Brilliant Colors ...Introducing
(Slumberland)Musicians have been ripping off each other since, well, ever. So, when I put in the Brilliant Colors disk and heard Absolutely Anything, a track that sounds exactly like Nena’s 99 Luftballoons, I wasn’t surprised. I was just annoyed—annoyed that this track was the only track on the album that sounded markedly different from any of the other tracks. Yet, this isn’t reason enough to make me dislike a band. Lemmy from Motorhead was forthright when he said to an interviewer that once he found his formula for the perfect rock song, he stuck with it.
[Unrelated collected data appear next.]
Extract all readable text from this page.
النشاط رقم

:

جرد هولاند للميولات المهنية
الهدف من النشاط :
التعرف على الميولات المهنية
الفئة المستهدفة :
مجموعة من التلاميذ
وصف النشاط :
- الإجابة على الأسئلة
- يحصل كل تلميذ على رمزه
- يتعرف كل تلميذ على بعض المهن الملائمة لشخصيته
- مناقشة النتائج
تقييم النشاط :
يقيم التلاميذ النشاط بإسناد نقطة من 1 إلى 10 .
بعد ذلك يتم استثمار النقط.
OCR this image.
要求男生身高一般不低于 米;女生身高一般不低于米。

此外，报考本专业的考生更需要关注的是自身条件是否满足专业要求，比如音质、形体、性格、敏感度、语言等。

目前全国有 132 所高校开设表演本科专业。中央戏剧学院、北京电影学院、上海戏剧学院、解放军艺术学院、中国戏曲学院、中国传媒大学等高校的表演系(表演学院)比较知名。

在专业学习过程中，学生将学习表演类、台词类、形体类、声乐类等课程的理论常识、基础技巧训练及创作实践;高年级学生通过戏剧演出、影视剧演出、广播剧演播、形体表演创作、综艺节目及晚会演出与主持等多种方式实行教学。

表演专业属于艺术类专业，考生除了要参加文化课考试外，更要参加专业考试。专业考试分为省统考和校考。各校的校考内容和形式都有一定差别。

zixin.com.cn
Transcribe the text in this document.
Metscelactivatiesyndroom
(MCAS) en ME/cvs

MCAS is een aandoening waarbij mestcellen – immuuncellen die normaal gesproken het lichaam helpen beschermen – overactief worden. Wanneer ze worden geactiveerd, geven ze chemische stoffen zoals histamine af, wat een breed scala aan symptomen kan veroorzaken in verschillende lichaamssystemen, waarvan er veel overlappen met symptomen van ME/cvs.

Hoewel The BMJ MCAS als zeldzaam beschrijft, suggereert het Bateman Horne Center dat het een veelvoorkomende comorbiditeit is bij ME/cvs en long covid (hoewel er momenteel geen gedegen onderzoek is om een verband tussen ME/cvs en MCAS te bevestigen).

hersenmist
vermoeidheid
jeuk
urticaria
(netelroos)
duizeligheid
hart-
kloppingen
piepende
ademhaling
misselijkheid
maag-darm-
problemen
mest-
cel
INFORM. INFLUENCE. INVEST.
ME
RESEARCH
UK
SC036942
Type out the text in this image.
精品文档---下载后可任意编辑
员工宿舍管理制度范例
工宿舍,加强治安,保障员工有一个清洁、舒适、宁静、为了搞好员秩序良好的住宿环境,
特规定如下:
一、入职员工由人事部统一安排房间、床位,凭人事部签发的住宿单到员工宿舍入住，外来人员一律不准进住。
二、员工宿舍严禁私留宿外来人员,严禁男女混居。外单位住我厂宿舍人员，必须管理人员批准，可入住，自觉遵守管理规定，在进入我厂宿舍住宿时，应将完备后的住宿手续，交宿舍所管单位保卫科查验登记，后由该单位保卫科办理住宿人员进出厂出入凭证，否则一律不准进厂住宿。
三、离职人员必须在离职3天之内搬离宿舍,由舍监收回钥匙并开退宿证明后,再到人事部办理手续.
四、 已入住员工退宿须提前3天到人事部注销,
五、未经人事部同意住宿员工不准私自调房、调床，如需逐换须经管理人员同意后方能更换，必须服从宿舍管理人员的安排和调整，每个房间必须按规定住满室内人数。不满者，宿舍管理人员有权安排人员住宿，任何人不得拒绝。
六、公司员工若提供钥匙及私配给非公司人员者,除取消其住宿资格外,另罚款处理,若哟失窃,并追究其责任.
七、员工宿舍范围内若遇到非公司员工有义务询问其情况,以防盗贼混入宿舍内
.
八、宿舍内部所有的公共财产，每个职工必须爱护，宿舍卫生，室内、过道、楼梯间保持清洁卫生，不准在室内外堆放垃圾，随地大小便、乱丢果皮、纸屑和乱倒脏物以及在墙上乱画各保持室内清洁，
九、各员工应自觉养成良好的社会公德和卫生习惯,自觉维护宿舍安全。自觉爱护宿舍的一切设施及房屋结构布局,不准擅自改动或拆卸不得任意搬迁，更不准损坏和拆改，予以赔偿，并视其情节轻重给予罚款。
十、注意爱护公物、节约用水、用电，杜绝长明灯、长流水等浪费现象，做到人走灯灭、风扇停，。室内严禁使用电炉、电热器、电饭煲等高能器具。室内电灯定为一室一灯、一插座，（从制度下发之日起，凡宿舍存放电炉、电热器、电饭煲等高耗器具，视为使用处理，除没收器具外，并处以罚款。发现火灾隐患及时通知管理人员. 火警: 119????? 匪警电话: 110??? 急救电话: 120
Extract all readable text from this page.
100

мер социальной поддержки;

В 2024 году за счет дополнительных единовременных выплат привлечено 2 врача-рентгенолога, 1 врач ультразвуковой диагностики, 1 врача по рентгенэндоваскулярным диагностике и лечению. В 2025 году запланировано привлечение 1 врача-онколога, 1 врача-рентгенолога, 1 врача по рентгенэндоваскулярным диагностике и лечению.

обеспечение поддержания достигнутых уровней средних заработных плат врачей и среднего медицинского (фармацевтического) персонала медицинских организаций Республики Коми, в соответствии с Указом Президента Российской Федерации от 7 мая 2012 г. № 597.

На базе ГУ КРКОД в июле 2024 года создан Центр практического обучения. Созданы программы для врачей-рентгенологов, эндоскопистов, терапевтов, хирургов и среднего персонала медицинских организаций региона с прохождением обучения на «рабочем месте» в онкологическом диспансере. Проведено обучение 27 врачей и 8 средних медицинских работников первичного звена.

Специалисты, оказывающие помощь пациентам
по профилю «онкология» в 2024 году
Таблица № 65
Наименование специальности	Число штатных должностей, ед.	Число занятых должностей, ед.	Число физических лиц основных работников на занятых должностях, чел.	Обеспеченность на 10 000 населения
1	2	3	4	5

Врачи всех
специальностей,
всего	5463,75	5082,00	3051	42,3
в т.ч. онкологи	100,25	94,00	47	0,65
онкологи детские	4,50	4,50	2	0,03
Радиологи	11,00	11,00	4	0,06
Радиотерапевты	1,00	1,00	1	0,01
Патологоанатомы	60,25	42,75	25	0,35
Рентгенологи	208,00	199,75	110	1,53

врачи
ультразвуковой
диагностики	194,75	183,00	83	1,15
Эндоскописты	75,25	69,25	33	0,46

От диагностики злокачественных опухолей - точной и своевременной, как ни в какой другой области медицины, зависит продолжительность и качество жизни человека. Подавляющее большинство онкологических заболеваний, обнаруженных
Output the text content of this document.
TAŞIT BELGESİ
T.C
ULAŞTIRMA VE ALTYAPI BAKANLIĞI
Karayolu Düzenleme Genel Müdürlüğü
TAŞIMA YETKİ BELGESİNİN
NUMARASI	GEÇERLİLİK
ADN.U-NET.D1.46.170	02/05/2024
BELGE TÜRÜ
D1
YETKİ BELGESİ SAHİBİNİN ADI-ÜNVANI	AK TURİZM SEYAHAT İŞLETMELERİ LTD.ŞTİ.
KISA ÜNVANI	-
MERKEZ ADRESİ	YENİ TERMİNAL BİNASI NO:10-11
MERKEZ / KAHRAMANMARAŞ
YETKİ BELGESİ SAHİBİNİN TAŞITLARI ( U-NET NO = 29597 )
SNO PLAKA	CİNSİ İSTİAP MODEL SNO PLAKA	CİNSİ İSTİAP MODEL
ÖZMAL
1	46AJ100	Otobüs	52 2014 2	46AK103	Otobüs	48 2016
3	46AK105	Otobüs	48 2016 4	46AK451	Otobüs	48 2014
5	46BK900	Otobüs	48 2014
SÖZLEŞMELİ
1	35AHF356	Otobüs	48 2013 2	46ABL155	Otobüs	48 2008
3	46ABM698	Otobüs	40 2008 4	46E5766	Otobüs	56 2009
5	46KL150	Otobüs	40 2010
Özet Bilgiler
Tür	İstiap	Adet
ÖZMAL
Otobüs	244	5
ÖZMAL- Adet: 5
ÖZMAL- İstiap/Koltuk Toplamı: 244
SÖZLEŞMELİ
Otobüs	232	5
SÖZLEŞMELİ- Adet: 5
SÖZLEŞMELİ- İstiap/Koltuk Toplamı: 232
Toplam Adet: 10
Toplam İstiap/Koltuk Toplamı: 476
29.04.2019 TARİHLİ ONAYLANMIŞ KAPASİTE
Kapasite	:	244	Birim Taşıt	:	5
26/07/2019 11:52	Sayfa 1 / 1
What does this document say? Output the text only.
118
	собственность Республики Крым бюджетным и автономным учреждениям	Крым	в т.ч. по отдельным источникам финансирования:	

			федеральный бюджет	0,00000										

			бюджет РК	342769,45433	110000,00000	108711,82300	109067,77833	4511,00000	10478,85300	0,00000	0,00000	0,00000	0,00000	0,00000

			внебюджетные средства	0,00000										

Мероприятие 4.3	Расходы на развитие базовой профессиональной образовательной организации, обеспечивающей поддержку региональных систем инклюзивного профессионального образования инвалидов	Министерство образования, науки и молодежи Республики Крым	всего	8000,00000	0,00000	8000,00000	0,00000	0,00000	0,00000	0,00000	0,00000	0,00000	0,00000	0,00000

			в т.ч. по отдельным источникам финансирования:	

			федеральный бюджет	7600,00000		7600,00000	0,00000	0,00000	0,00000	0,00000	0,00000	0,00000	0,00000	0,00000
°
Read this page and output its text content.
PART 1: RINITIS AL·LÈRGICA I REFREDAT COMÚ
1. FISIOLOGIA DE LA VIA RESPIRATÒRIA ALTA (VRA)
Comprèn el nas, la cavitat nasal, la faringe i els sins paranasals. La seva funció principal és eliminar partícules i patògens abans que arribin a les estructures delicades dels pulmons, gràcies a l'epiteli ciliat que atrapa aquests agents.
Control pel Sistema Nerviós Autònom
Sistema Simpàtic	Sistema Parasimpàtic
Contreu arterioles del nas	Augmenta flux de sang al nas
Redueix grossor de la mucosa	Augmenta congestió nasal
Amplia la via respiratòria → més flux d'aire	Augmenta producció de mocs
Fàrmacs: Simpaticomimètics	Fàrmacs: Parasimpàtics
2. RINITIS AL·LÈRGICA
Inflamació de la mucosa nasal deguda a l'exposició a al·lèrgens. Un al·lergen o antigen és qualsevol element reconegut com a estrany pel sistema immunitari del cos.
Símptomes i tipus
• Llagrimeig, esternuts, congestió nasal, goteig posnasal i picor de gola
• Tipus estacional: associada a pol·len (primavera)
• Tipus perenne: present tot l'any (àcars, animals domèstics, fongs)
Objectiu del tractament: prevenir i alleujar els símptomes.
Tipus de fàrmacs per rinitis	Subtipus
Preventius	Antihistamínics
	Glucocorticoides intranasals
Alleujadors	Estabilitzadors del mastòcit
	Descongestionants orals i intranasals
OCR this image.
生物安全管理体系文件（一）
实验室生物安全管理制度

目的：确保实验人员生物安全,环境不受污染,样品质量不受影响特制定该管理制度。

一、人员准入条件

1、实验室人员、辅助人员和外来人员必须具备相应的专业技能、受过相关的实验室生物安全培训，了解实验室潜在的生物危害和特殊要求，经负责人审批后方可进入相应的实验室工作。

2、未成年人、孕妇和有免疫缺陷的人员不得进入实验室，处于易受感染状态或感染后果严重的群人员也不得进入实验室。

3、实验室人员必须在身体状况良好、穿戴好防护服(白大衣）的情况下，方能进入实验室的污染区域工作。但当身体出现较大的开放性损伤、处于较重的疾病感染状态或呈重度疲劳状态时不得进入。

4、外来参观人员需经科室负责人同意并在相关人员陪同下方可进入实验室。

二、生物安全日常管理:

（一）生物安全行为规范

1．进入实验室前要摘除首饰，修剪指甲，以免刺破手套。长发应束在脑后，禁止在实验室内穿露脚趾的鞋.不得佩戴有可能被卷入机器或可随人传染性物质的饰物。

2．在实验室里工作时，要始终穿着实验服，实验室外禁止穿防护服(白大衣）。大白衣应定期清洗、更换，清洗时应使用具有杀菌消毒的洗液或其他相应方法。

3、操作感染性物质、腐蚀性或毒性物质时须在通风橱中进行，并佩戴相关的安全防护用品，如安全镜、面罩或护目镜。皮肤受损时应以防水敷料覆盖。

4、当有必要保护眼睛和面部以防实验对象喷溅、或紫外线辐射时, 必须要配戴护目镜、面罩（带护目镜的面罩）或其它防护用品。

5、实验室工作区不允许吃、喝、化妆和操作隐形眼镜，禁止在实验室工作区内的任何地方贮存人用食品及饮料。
But the thing is, Motorhead is different from Brilliant Colors in that their formula is wholly their own. You know when you’re listening to a Motorhead song. If a track off of …Introducing ever shows up on some random playlist that I happen to be listening to, I’m pretty sure I would just write it off as some flavor-of-the-month garage rock background noise that’s currently being pushed on to the public by the Indie-Rock© Hype Machine. Saying something like this makes me feel sad, because the girls in the band look like they’re really nice people. If I happened to know them personally, I would hate for them to not like me for my cynical views and opinions.
So, if any of these girls in the band or their friends happen to be reading this, please don’t turn your noses up if you ever happen to run into me. I still want to go to your shows and drink and dance until I’m slightly insane. Just know that when I’m done, I’ll probably never think of you again, never put an album of yours in the record player again, and will never buy your t-shirt. I won’t delete your songs off my computer’s hard drive. I like your music because I like derivative garage rock a lot. I think it’s a good sound. But…how can I explain this? Your music means to me what one Pabst means to me—you’re good enough I guess, but you come nowhere close to satisfying me.
What I’m trying to say is that the songs on …Introducing are derivative. But, the formula they decided to ape, Vivian Girls-esque garage rock, is just so fun to listen to. The girls are solid musicians, and they’ve structured their little songs well enough. The record is pretty short too, clocking in at 24 minutes, which is good, because I was bored already at the 15 minute mark.
The band is made up of three women, with Jess Scott singing and playing guitar, Diane Anastasio playing drums, and Michelle Hill on bass. The three of them share the preoccupations most girl-groups share, such as boys and schoolyard feminism. Scott lets her would-be boyfriend know his place in Should I Tell You, where he’s told that “You can’t talk here/ You’re in a crowded van/ You can’t talk here/ There’s girls everywhere”. Much like a girl who decided she was a feminist after taking a 101 class in Gender Studies at her moderately-sized liberal arts college in her first semester freshman year, the lyrics of …Introducing suggest the band’s lyricist thought long and hard about the convictions she tried to express. However, somehow the sentiment she is trying to express comes off as trite and unconvincing.
If you like early R.E.M., or like The Pains of Being Pure at Heart, and would like to listen to a different band but are just so cripplingly afraid of change, then Brilliant Colors would be right up your alley. If you take to heart the maxim that variety is the spice of life, then it would behoove you to look elsewhere for your sonic fix.